The administrative burden of such conducting such a test, the potential tax increases, and the likelihood of lawsuits and audits as a result, could be significant for the business community.
Limiting Access to the Lifetime Capital Gains Exemption
There are also proposed changes to limit the use of the lifetime capital gains exemption by family members who are minors. Currently, family members may use their own Lifetime Capital Gains Exemption ($835,716) to shelter capital gains from the sale of the corporation’s shares from taxation.
Under the proposed changes, the capital gains exemption would not apply to capital gains that are realized or which accrue during the time before a person turns 18 years old. They would also not be able to claim the lifetime capital gains exemption for any gains made or accrued while a trust held the property.
Preventing Holding Passive Investments Within a Corporation
Holding an investment portfolio within a corporation can result in greater investment returns as corporate income tax rates are much lower than personal income tax rates and therefore a larger amount of funds would be available to invest and accumulate returns over time. The federal government is considering several complex rules which would neutralize any tax advantages to holding investments inside a business.

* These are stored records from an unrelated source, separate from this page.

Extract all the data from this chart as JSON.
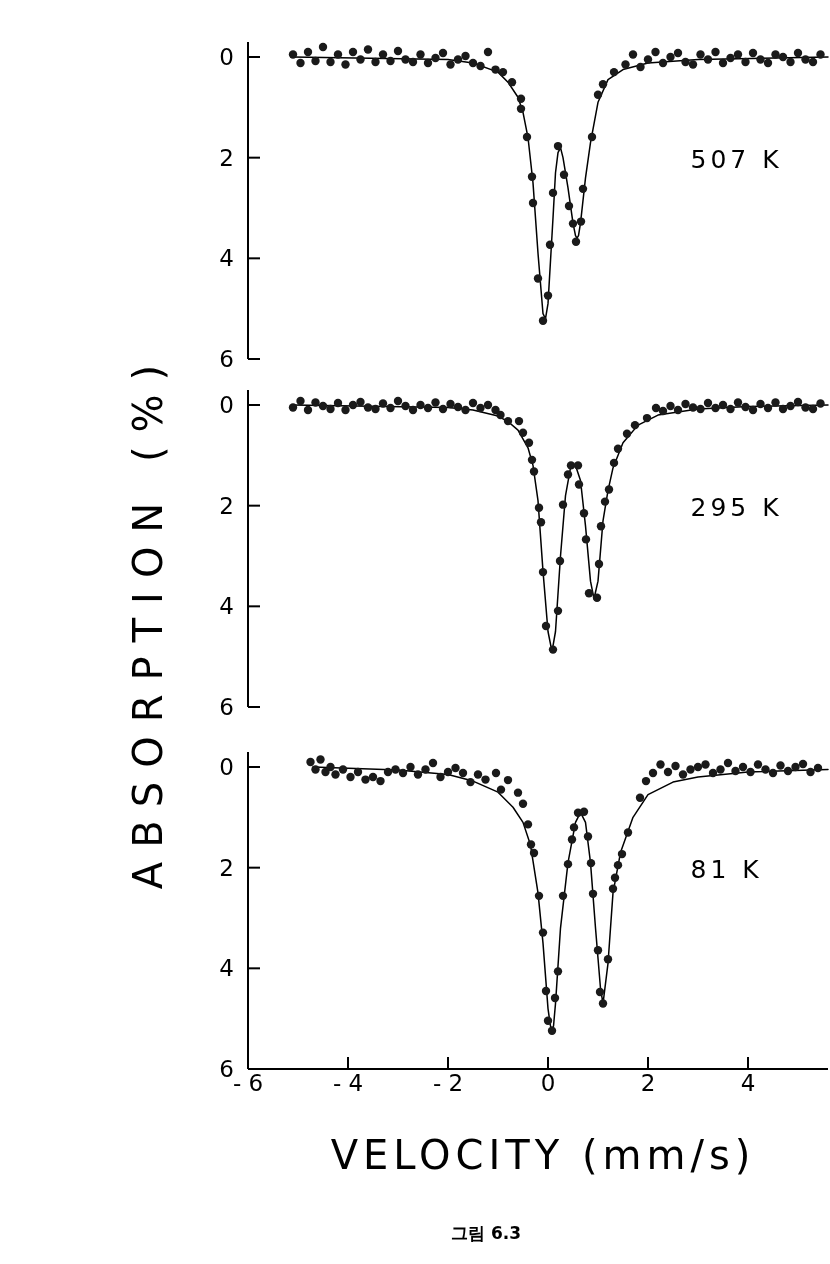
{
  "chart_data": [
    {
      "type": "scatter",
      "annotations": [
        "507 K"
      ],
      "xlim": [
        -6,
        5.6
      ],
      "ylim": [
        6,
        -0.3
      ],
      "yticks": [
        0,
        2,
        4,
        6
      ],
      "tick_labels": "y",
      "series": [
        {
          "type": "line",
          "color": "#000000",
          "marker": "none",
          "x": [
            -5.1,
            -2,
            -1.5,
            -1,
            -0.8,
            -0.6,
            -0.5,
            -0.4,
            -0.3,
            -0.2,
            -0.1,
            -0.05,
            0,
            0.1,
            0.15,
            0.2,
            0.25,
            0.3,
            0.4,
            0.5,
            0.55,
            0.58,
            0.61,
            0.65,
            0.75,
            0.85,
            1.0,
            1.2,
            1.5,
            2,
            3,
            5.6
          ],
          "values": [
            0,
            0.05,
            0.12,
            0.3,
            0.5,
            0.8,
            1.1,
            1.6,
            2.5,
            3.9,
            5.1,
            5.2,
            4.9,
            3.2,
            2.3,
            1.9,
            1.8,
            2.0,
            2.6,
            3.3,
            3.55,
            3.6,
            3.55,
            3.3,
            2.4,
            1.7,
            0.9,
            0.45,
            0.25,
            0.12,
            0.05,
            0
          ]
        },
        {
          "type": "scatter",
          "color": "#1a1a1a",
          "marker": "circle",
          "x": [
            -5.1,
            -4.95,
            -4.8,
            -4.65,
            -4.5,
            -4.35,
            -4.2,
            -4.05,
            -3.9,
            -3.75,
            -3.6,
            -3.45,
            -3.3,
            -3.15,
            -3.0,
            -2.85,
            -2.7,
            -2.55,
            -2.4,
            -2.25,
            -2.1,
            -1.95,
            -1.8,
            -1.65,
            -1.5,
            -1.35,
            -1.2,
            -1.05,
            -0.9,
            -0.72,
            -0.54,
            -0.54,
            -0.42,
            -0.32,
            -0.3,
            -0.2,
            -0.1,
            0,
            0.04,
            0.1,
            0.2,
            0.32,
            0.42,
            0.5,
            0.56,
            0.66,
            0.7,
            0.88,
            1.0,
            1.1,
            1.32,
            1.55,
            1.7,
            1.85,
            2.0,
            2.15,
            2.3,
            2.45,
            2.6,
            2.75,
            2.9,
            3.05,
            3.2,
            3.35,
            3.5,
            3.65,
            3.8,
            3.95,
            4.1,
            4.25,
            4.4,
            4.55,
            4.7,
            4.85,
            5.0,
            5.15,
            5.3,
            5.45
          ],
          "values": [
            -0.05,
            0.12,
            -0.1,
            0.08,
            -0.2,
            0.1,
            -0.05,
            0.15,
            -0.1,
            0.05,
            -0.15,
            0.1,
            -0.05,
            0.08,
            -0.12,
            0.05,
            0.1,
            -0.05,
            0.12,
            0.02,
            -0.08,
            0.15,
            0.05,
            -0.02,
            0.12,
            0.18,
            -0.1,
            0.25,
            0.3,
            0.5,
            0.83,
            1.03,
            1.59,
            2.38,
            2.9,
            4.4,
            5.24,
            4.74,
            3.73,
            2.7,
            1.77,
            2.34,
            2.96,
            3.31,
            3.67,
            3.27,
            2.62,
            1.59,
            0.75,
            0.54,
            0.3,
            0.15,
            -0.05,
            0.2,
            0.05,
            -0.1,
            0.12,
            0.0,
            -0.08,
            0.1,
            0.15,
            -0.05,
            0.05,
            -0.1,
            0.12,
            0.02,
            -0.05,
            0.1,
            -0.08,
            0.05,
            0.12,
            -0.05,
            0.0,
            0.1,
            -0.08,
            0.05,
            0.1,
            -0.05
          ]
        }
      ]
    },
    {
      "type": "scatter",
      "ylabel": "ABSORPTION (%)",
      "annotations": [
        "295 K"
      ],
      "xlim": [
        -6,
        5.6
      ],
      "ylim": [
        6,
        -0.3
      ],
      "yticks": [
        0,
        2,
        4,
        6
      ],
      "tick_labels": "y",
      "series": [
        {
          "type": "line",
          "color": "#000000",
          "marker": "none",
          "x": [
            -5.1,
            -2,
            -1.5,
            -1,
            -0.8,
            -0.6,
            -0.4,
            -0.3,
            -0.2,
            -0.1,
            0,
            0.08,
            0.15,
            0.25,
            0.35,
            0.45,
            0.55,
            0.65,
            0.75,
            0.85,
            0.92,
            1.0,
            1.1,
            1.2,
            1.3,
            1.5,
            1.8,
            2.2,
            3,
            4,
            5.6
          ],
          "values": [
            0,
            0.05,
            0.1,
            0.22,
            0.33,
            0.5,
            0.85,
            1.2,
            1.9,
            3.3,
            4.5,
            4.9,
            4.5,
            3.0,
            1.8,
            1.25,
            1.2,
            1.5,
            2.4,
            3.5,
            3.85,
            3.5,
            2.3,
            1.7,
            1.25,
            0.75,
            0.4,
            0.2,
            0.08,
            0.03,
            0
          ]
        },
        {
          "type": "scatter",
          "color": "#1a1a1a",
          "marker": "circle",
          "x": [
            -5.1,
            -4.95,
            -4.8,
            -4.65,
            -4.5,
            -4.35,
            -4.2,
            -4.05,
            -3.9,
            -3.75,
            -3.6,
            -3.45,
            -3.3,
            -3.15,
            -3.0,
            -2.85,
            -2.7,
            -2.55,
            -2.4,
            -2.25,
            -2.1,
            -1.95,
            -1.8,
            -1.65,
            -1.5,
            -1.35,
            -1.2,
            -1.05,
            -0.95,
            -0.8,
            -0.58,
            -0.5,
            -0.38,
            -0.32,
            -0.28,
            -0.18,
            -0.14,
            -0.1,
            -0.04,
            0.1,
            0.2,
            0.24,
            0.3,
            0.4,
            0.46,
            0.6,
            0.62,
            0.72,
            0.76,
            0.82,
            0.98,
            1.02,
            1.06,
            1.14,
            1.22,
            1.32,
            1.4,
            1.58,
            1.74,
            1.98,
            2.16,
            2.3,
            2.45,
            2.6,
            2.75,
            2.9,
            3.05,
            3.2,
            3.35,
            3.5,
            3.65,
            3.8,
            3.95,
            4.1,
            4.25,
            4.4,
            4.55,
            4.7,
            4.85,
            5.0,
            5.15,
            5.3,
            5.45
          ],
          "values": [
            0.05,
            -0.08,
            0.1,
            -0.05,
            0.02,
            0.08,
            -0.04,
            0.1,
            0.0,
            -0.06,
            0.05,
            0.08,
            -0.03,
            0.06,
            -0.08,
            0.02,
            0.1,
            0.0,
            0.06,
            -0.05,
            0.08,
            -0.02,
            0.04,
            0.1,
            -0.04,
            0.06,
            0.0,
            0.1,
            0.2,
            0.32,
            0.32,
            0.55,
            0.75,
            1.09,
            1.32,
            2.04,
            2.33,
            3.32,
            4.39,
            4.86,
            4.09,
            3.1,
            1.98,
            1.38,
            1.2,
            1.2,
            1.58,
            2.15,
            2.67,
            3.74,
            3.83,
            3.16,
            2.41,
            1.92,
            1.68,
            1.15,
            0.87,
            0.57,
            0.4,
            0.26,
            0.06,
            0.12,
            0.02,
            0.1,
            -0.02,
            0.05,
            0.08,
            -0.04,
            0.06,
            0.0,
            0.08,
            -0.05,
            0.04,
            0.1,
            -0.02,
            0.06,
            -0.05,
            0.08,
            0.02,
            -0.06,
            0.05,
            0.08,
            -0.03
          ]
        }
      ]
    },
    {
      "type": "scatter",
      "xlabel": "VELOCITY (mm/s)",
      "annotations": [
        "81  K",
        "그림 6.3"
      ],
      "xlim": [
        -6,
        5.6
      ],
      "xticks": [
        -6,
        -4,
        -2,
        0,
        2,
        4
      ],
      "ylim": [
        6,
        -0.3
      ],
      "yticks": [
        0,
        2,
        4,
        6
      ],
      "series": [
        {
          "type": "line",
          "color": "#000000",
          "marker": "none",
          "x": [
            -4.7,
            -3,
            -2,
            -1.5,
            -1,
            -0.7,
            -0.5,
            -0.35,
            -0.2,
            -0.1,
            0,
            0.05,
            0.08,
            0.11,
            0.15,
            0.25,
            0.4,
            0.55,
            0.65,
            0.75,
            0.85,
            0.95,
            1.05,
            1.1,
            1.2,
            1.3,
            1.45,
            1.7,
            2,
            2.5,
            3,
            4,
            5.6
          ],
          "values": [
            0,
            0.06,
            0.15,
            0.28,
            0.5,
            0.8,
            1.1,
            1.55,
            2.5,
            3.5,
            4.8,
            5.15,
            5.2,
            5.15,
            4.7,
            3.2,
            1.9,
            1.1,
            0.9,
            1.1,
            1.9,
            3.2,
            4.4,
            4.7,
            3.9,
            2.5,
            1.7,
            1.0,
            0.55,
            0.3,
            0.2,
            0.1,
            0.05
          ]
        },
        {
          "type": "scatter",
          "color": "#1a1a1a",
          "marker": "circle",
          "x": [
            -4.75,
            -4.65,
            -4.55,
            -4.45,
            -4.35,
            -4.25,
            -4.1,
            -3.95,
            -3.8,
            -3.65,
            -3.5,
            -3.35,
            -3.2,
            -3.05,
            -2.9,
            -2.75,
            -2.6,
            -2.45,
            -2.3,
            -2.15,
            -2.0,
            -1.85,
            -1.7,
            -1.55,
            -1.4,
            -1.25,
            -1.04,
            -0.94,
            -0.8,
            -0.6,
            -0.5,
            -0.4,
            -0.34,
            -0.28,
            -0.18,
            -0.1,
            -0.04,
            0,
            0.08,
            0.14,
            0.2,
            0.3,
            0.4,
            0.48,
            0.52,
            0.6,
            0.72,
            0.8,
            0.86,
            0.9,
            1.0,
            1.04,
            1.1,
            1.2,
            1.3,
            1.34,
            1.4,
            1.48,
            1.6,
            1.84,
            1.96,
            2.1,
            2.25,
            2.4,
            2.55,
            2.7,
            2.85,
            3.0,
            3.15,
            3.3,
            3.45,
            3.6,
            3.75,
            3.9,
            4.05,
            4.2,
            4.35,
            4.5,
            4.65,
            4.8,
            4.95,
            5.1,
            5.25,
            5.4
          ],
          "values": [
            -0.1,
            0.05,
            -0.15,
            0.1,
            0.0,
            0.15,
            0.05,
            0.2,
            0.1,
            0.25,
            0.2,
            0.28,
            0.1,
            0.05,
            0.12,
            0.0,
            0.15,
            0.05,
            -0.08,
            0.2,
            0.1,
            0.02,
            0.12,
            0.3,
            0.15,
            0.25,
            0.12,
            0.45,
            0.26,
            0.51,
            0.73,
            1.14,
            1.54,
            1.71,
            2.56,
            3.29,
            4.45,
            5.04,
            5.24,
            4.59,
            4.06,
            2.56,
            1.93,
            1.44,
            1.2,
            0.91,
            0.89,
            1.38,
            1.91,
            2.52,
            3.64,
            4.47,
            4.7,
            3.82,
            2.42,
            2.2,
            1.95,
            1.73,
            1.3,
            0.61,
            0.28,
            0.12,
            -0.05,
            0.1,
            -0.02,
            0.15,
            0.05,
            0.0,
            -0.05,
            0.12,
            0.05,
            -0.08,
            0.08,
            0.0,
            0.1,
            -0.05,
            0.05,
            0.12,
            -0.03,
            0.08,
            0.0,
            -0.06,
            0.1,
            0.02
          ]
        }
      ]
    }
  ]
}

While the federal government suggests this will only impact a limited number of high-income earners, the reality is that many private corporations and small businesses retain funds in the business which may be used at a later date for business investment or as ‘bridge financing’ to overcome downturns in the business. The modest growth advantages to keeping funds inside a corporation would seem reasonable in light of the overall risk and responsibilities accepted by the shareholders of the corporation/business owners.
As an example, a private corporation may have $50,000 income left over after paying expenses, salaries and taxes. If the principle shareholder of the corporation wants to save that money for their personal long-term savings, they can either leave the money in the corporation and invest it, or take the money as income and invest it in a personal account.
Taking the money out of the corporation to invest personally would see tax payable on the income/dividend at the beginning, reducing the amount of money available to invest. Leaving the income inside the corporation and investing it would allow the full $50,000 to be invested and therefore realize stronger growth over time.
While they would still pay tax on the funds when they are eventually withdrawn, they are able to realize some tax benefits compared to the individual who takes it as income and invests it in a personal account.